Remember the first time you heard of the word ‘nostalgia’ and how beautifully it covered all the parts of a feeling that ‘missing’ wasn’t able to? I was given a phrase like that by my therapist recently. I had not been doing well for weeks, there was nothing I could point at that must have caused it. In a conversation with my friend, I mentioned that I miss my kindle (which was being borrowed by my father), reading in my room (my AC wasn’t working), and my cream biscuits are hidden on my bedside table. She asked me to evaluate how first-world I sound when I complain about these things.

Very, I realized.

So, when the next day my therapist asked me to tell her about the changes in my life, I told her about the kindle, bed, and lamp dismissively and made fun of myself “imagine what I’d do if I were a migrant worker right now”. She stopped me (pro tip: therapists are a bad audience for self-deprecating humor) and decided to focus the whole session on my love of material and routines. I must have rolled my eyes, for she started explaining why these very first-world things could be causing me distress.
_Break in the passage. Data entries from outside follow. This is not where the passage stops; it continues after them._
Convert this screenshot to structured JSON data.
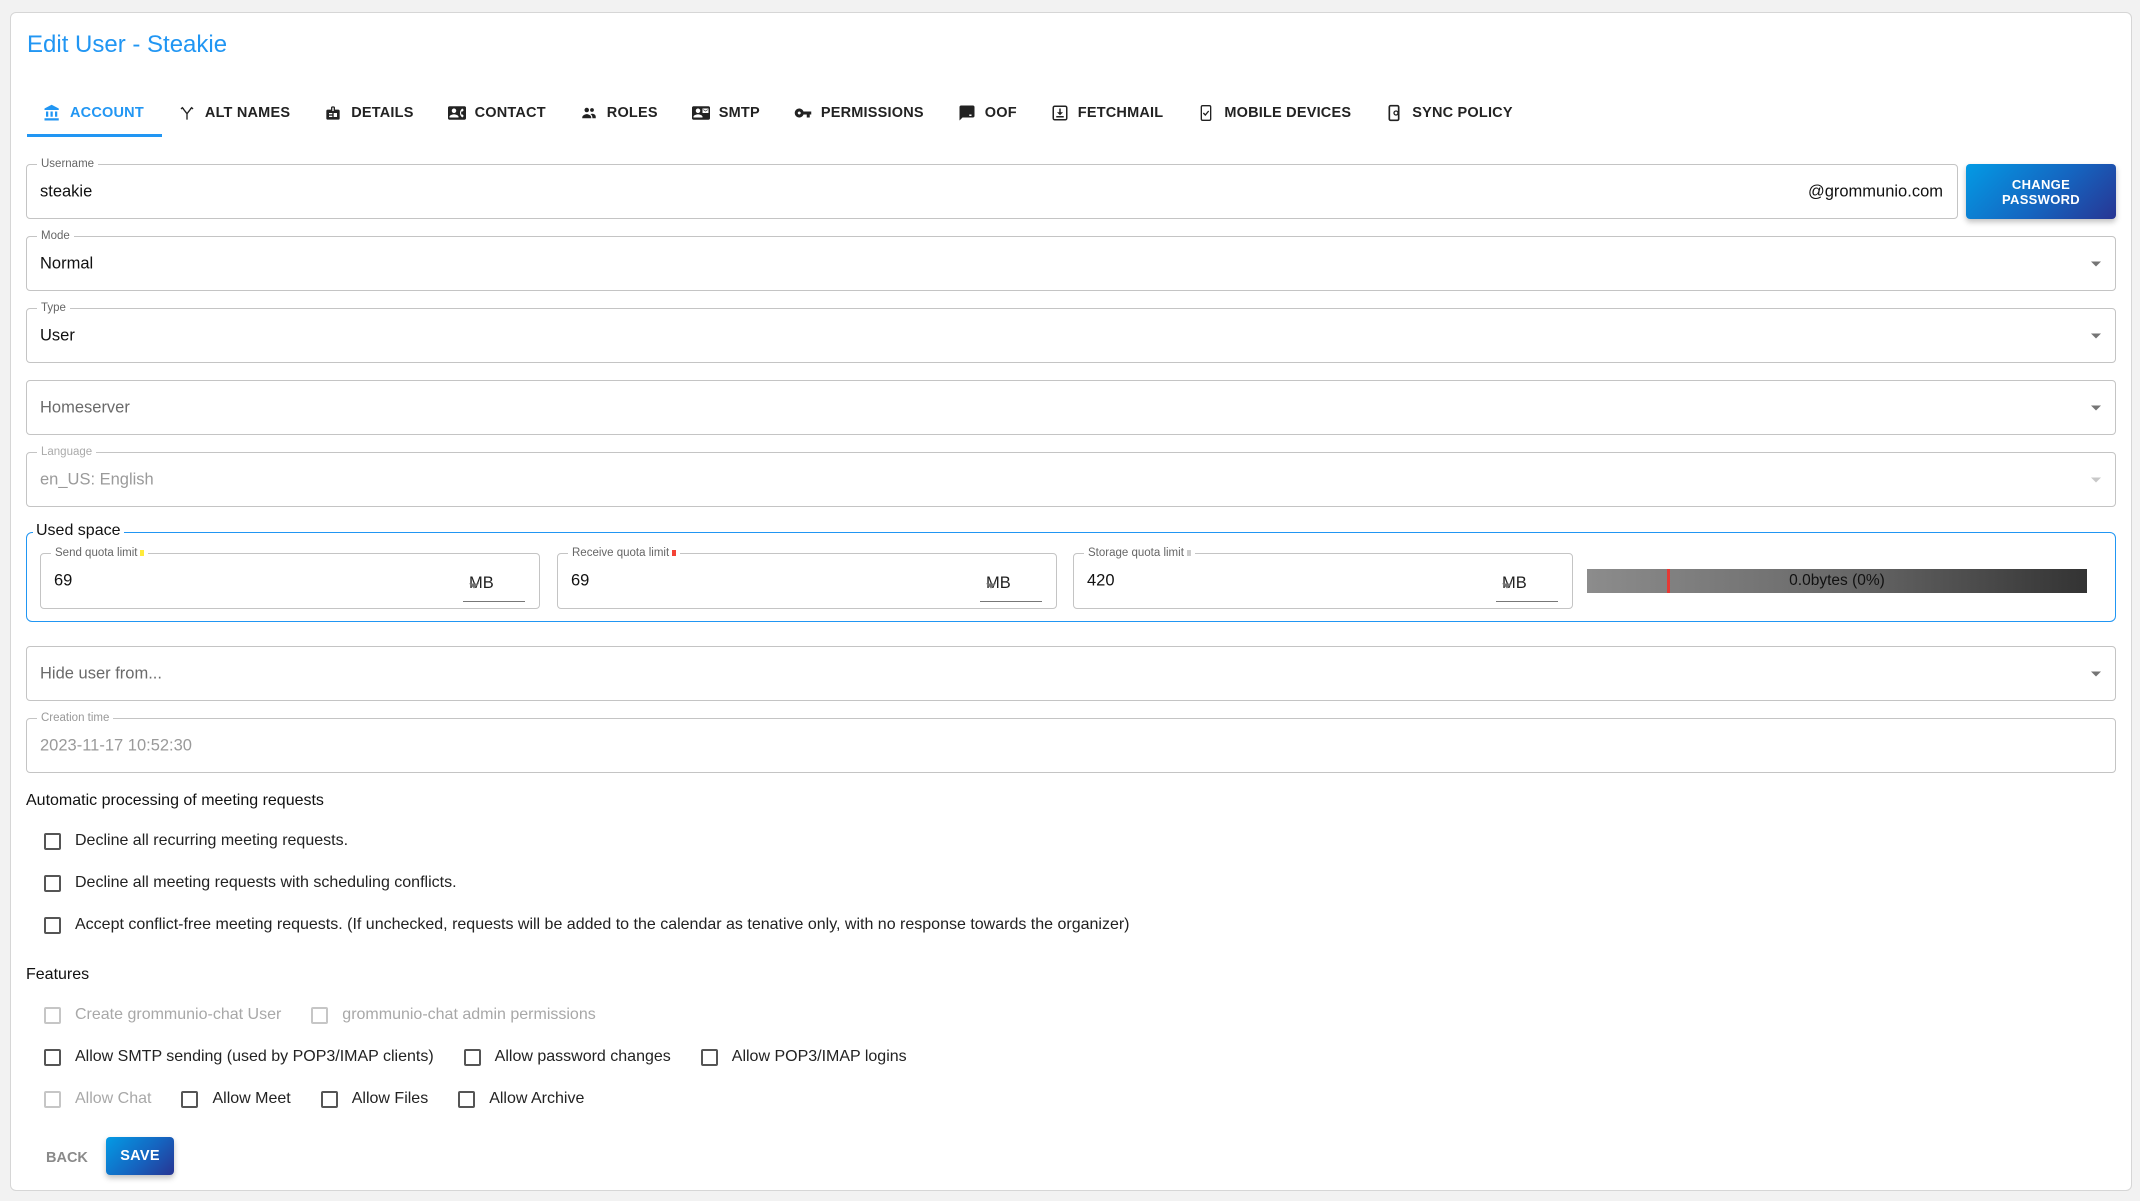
{
  "page": {
    "title": "Edit User - Steakie"
  },
  "tabs": [
    {
      "label": "ACCOUNT",
      "icon": "bank-icon",
      "active": true
    },
    {
      "label": "ALT NAMES",
      "icon": "fork-icon",
      "active": false
    },
    {
      "label": "DETAILS",
      "icon": "badge-icon",
      "active": false
    },
    {
      "label": "CONTACT",
      "icon": "contact-card-icon",
      "active": false
    },
    {
      "label": "ROLES",
      "icon": "people-icon",
      "active": false
    },
    {
      "label": "SMTP",
      "icon": "contact-mail-icon",
      "active": false
    },
    {
      "label": "PERMISSIONS",
      "icon": "key-icon",
      "active": false
    },
    {
      "label": "OOF",
      "icon": "speaker-notes-off-icon",
      "active": false
    },
    {
      "label": "FETCHMAIL",
      "icon": "download-box-icon",
      "active": false
    },
    {
      "label": "MOBILE DEVICES",
      "icon": "phone-check-icon",
      "active": false
    },
    {
      "label": "SYNC POLICY",
      "icon": "phone-settings-icon",
      "active": false
    }
  ],
  "form": {
    "username": {
      "label": "Username",
      "value": "steakie",
      "suffix": "@grommunio.com"
    },
    "change_password_label": "CHANGE PASSWORD",
    "mode": {
      "label": "Mode",
      "value": "Normal"
    },
    "type": {
      "label": "Type",
      "value": "User"
    },
    "homeserver": {
      "placeholder": "Homeserver"
    },
    "language": {
      "label": "Language",
      "value": "en_US: English"
    },
    "used_space": {
      "legend": "Used space",
      "send_quota": {
        "label": "Send quota limit",
        "value": "69",
        "unit": "MB",
        "dot_color": "#ffeb3b"
      },
      "receive_quota": {
        "label": "Receive quota limit",
        "value": "69",
        "unit": "MB",
        "dot_color": "#f44336"
      },
      "storage_quota": {
        "label": "Storage quota limit",
        "value": "420",
        "unit": "MB",
        "dot_color": "#cccccc"
      },
      "usage_text": "0.0bytes (0%)",
      "usage_percent": 0
    },
    "hide_user": {
      "placeholder": "Hide user from..."
    },
    "creation_time": {
      "label": "Creation time",
      "value": "2023-11-17 10:52:30"
    }
  },
  "meeting": {
    "heading": "Automatic processing of meeting requests",
    "options": [
      {
        "label": "Decline all recurring meeting requests.",
        "checked": false
      },
      {
        "label": "Decline all meeting requests with scheduling conflicts.",
        "checked": false
      },
      {
        "label": "Accept conflict-free meeting requests. (If unchecked, requests will be added to the calendar as tenative only, with no response towards the organizer)",
        "checked": false
      }
    ]
  },
  "features": {
    "heading": "Features",
    "row1": [
      {
        "label": "Create grommunio-chat User",
        "checked": false,
        "disabled": true
      },
      {
        "label": "grommunio-chat admin permissions",
        "checked": false,
        "disabled": true
      }
    ],
    "row2": [
      {
        "label": "Allow SMTP sending (used by POP3/IMAP clients)",
        "checked": false,
        "disabled": false
      },
      {
        "label": "Allow password changes",
        "checked": false,
        "disabled": false
      },
      {
        "label": "Allow POP3/IMAP logins",
        "checked": false,
        "disabled": false
      }
    ],
    "row3": [
      {
        "label": "Allow Chat",
        "checked": false,
        "disabled": true
      },
      {
        "label": "Allow Meet",
        "checked": false,
        "disabled": false
      },
      {
        "label": "Allow Files",
        "checked": false,
        "disabled": false
      },
      {
        "label": "Allow Archive",
        "checked": false,
        "disabled": false
      }
    ]
  },
  "actions": {
    "back_label": "BACK",
    "save_label": "SAVE"
  },
  "colors": {
    "accent": "#2196f3",
    "button_gradient_start": "#039be5",
    "button_gradient_end": "#283593",
    "quota_marker": "#e53935"
  }
}
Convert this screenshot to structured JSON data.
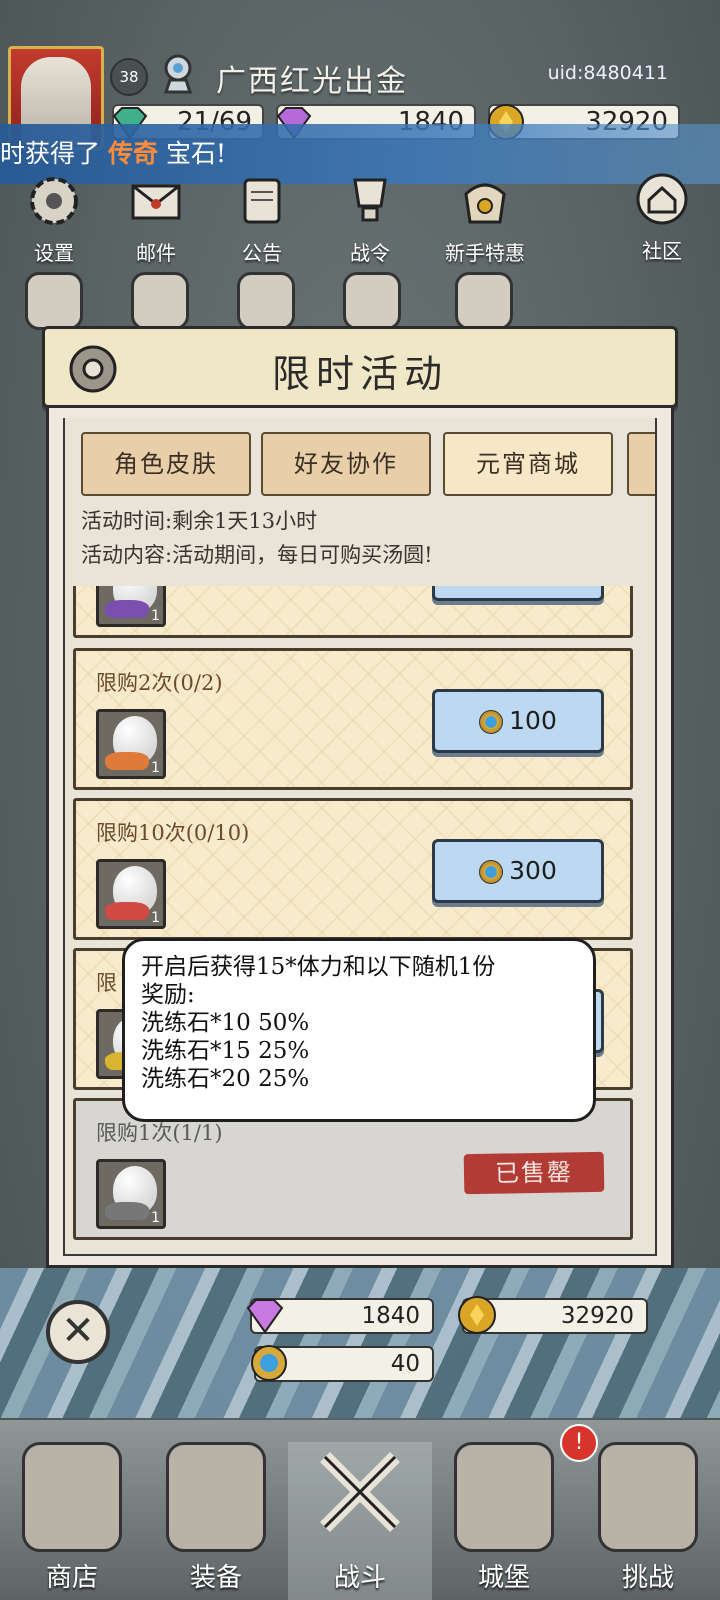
{
  "player": {
    "level": "38",
    "name": "广西红光出金",
    "uid": "uid:8480411"
  },
  "resources_top": {
    "stamina": "21/69",
    "purple_gem": "1840",
    "gold": "32920"
  },
  "banner": {
    "prefix": "时获得了",
    "highlight": "传奇",
    "suffix": "宝石!"
  },
  "menu_row1": [
    {
      "label": "设置",
      "icon": "gear-icon"
    },
    {
      "label": "邮件",
      "icon": "mail-icon"
    },
    {
      "label": "公告",
      "icon": "scroll-icon"
    },
    {
      "label": "战令",
      "icon": "trophy-icon"
    },
    {
      "label": "新手特惠",
      "icon": "bag-icon"
    },
    {
      "label": "社区",
      "icon": "home-icon"
    }
  ],
  "popup": {
    "title": "限时活动",
    "tabs": [
      "角色皮肤",
      "好友协作",
      "元宵商城",
      ""
    ],
    "active_tab": "元宵商城",
    "time_text": "活动时间:剩余1天13小时",
    "content_text": "活动内容:活动期间，每日可购买汤圆!",
    "items": [
      {
        "label": "",
        "price": "",
        "count": "1",
        "color": "#7b4fb0"
      },
      {
        "label": "限购2次(0/2)",
        "price": "100",
        "count": "1",
        "color": "#e07a3a"
      },
      {
        "label": "限购10次(0/10)",
        "price": "300",
        "count": "1",
        "color": "#d24a44"
      },
      {
        "label": "限",
        "price": "",
        "count": "1",
        "color": "#d8b432"
      },
      {
        "label": "限购1次(1/1)",
        "status": "已售罄",
        "count": "1",
        "color": "#777777"
      }
    ]
  },
  "tooltip": {
    "line1": "开启后获得15*体力和以下随机1份",
    "line2": "奖励:",
    "line3": "洗练石*10  50%",
    "line4": "洗练石*15  25%",
    "line5": "洗练石*20  25%"
  },
  "wallet": {
    "purple_gem": "1840",
    "gold": "32920",
    "coin": "40"
  },
  "nav": [
    {
      "label": "商店",
      "icon": "shop-icon"
    },
    {
      "label": "装备",
      "icon": "backpack-icon"
    },
    {
      "label": "战斗",
      "icon": "crossed-swords-icon"
    },
    {
      "label": "城堡",
      "icon": "castle-icon"
    },
    {
      "label": "挑战",
      "icon": "shield-icon"
    }
  ],
  "nav_badge": "!",
  "colors": {
    "banner_highlight": "#ff8c3a",
    "buy_button": "#bcd9f1",
    "sold_out": "#b23b35"
  }
}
She said that we use things out of convenience. A pen to write with. When we use them often, they become a part of our routine and they make us comfortable. A Butterflow, because it’s smooth, cheap, and makes you nostalgic for the time papa bought you 20 before the boards. babyr is so attached to her blankey, that we had to buy 3, cut pieces of it, and keep one in each of our purses in a fear that she won’t sleep if we ever forget it. But we get it, she had the blankey during her time of deprivation, when she didn’t have us.

What were once conveniences become a part of the feeling of ‘my-ness’. And for a person who has been deprived of this feeling in places and people all her life, if her books, lamps, and the candle that smells of washed linen are a safety prop, it makes sense. It makes sense, but still doesn’t help the guilt- after all, I do have food, shelter, and clothing, not to mention a linen scented candle which I have done nothing to earn, but it helps me understand myself better and that’s a beautiful place to start.